Lo demás ya lo saben: me recuperé, me lanzaron de nuevo a la batalla. Y ahora aquí, escondidos, las balas golpean las paredes; veo el sufrimiento en sus rostros. Y aun así, compartimos comida; seres de todas las provincias aquí reunidos. Nada nos separa, somos hermanos ahora, que importa el color, la edad, el género. Todos estamos escondidos de la maldad humana ¿Quién nos colocó aquí? No sabemos, ¿por qué peleamos? No es desconocido. Aunque, mientras la comida no falte, todo estará bien. Gracias, hermano, gracias por el pan y el vino; gracias por el agua y la carne cruda. Te agradezco, infijamente, que compartas un poco del brebaje exquisito de mi infancia.
Pero sé, queridos compañeros, que todo mejorará, que esto va a terminar algún día. Que en el horizonte, con el sol alumbrando feliz, los niños saldrán de nuevo a jugar. Que los árboles renacerán y la tierra producirá de nuevo. Que el olor dulce envolverá el ambiente.
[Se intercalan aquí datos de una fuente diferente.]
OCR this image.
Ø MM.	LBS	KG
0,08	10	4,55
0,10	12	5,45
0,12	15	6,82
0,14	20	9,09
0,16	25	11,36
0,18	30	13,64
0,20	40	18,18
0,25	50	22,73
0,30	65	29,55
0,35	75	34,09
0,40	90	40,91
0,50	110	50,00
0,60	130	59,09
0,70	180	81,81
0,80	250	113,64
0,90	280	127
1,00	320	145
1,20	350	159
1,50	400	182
Recogeremos de nuevo, queridos compañeros, recogeremos las aceitunas; el otoño acabará y con el invierno nacerá la esperanza; moleremos las aceitunas y el brote febril de ese elixir nos llenará de satisfacción y alegría. Sé que ahora todo parece desolado, que la muerte deambula a cada paso ¡Pero resistan! Que no falta mucho para recorrer de nuevo el olivar de la abuela y que los brazos de mi madre me reciban con amor. Para ver a los primos jugar a la pelota, treparnos a los árboles, ver el atardecer y las estrellas alumbrando el firmamento. No falta mucho, para salir de este agujero y reunirnos con nuestras familias, hacer comida deliciosa, cantar a la chimenea, agrupados, ya no por el dolor ni la guerra, sino por la dicha de estar todos juntos. No falta mucho, para que en el cielo, ya no haya aves de metal, sino blancas, de esperanza y amor. Para que los animales vuelvan a andar por los prados y que la paz reine por toda la ciudad.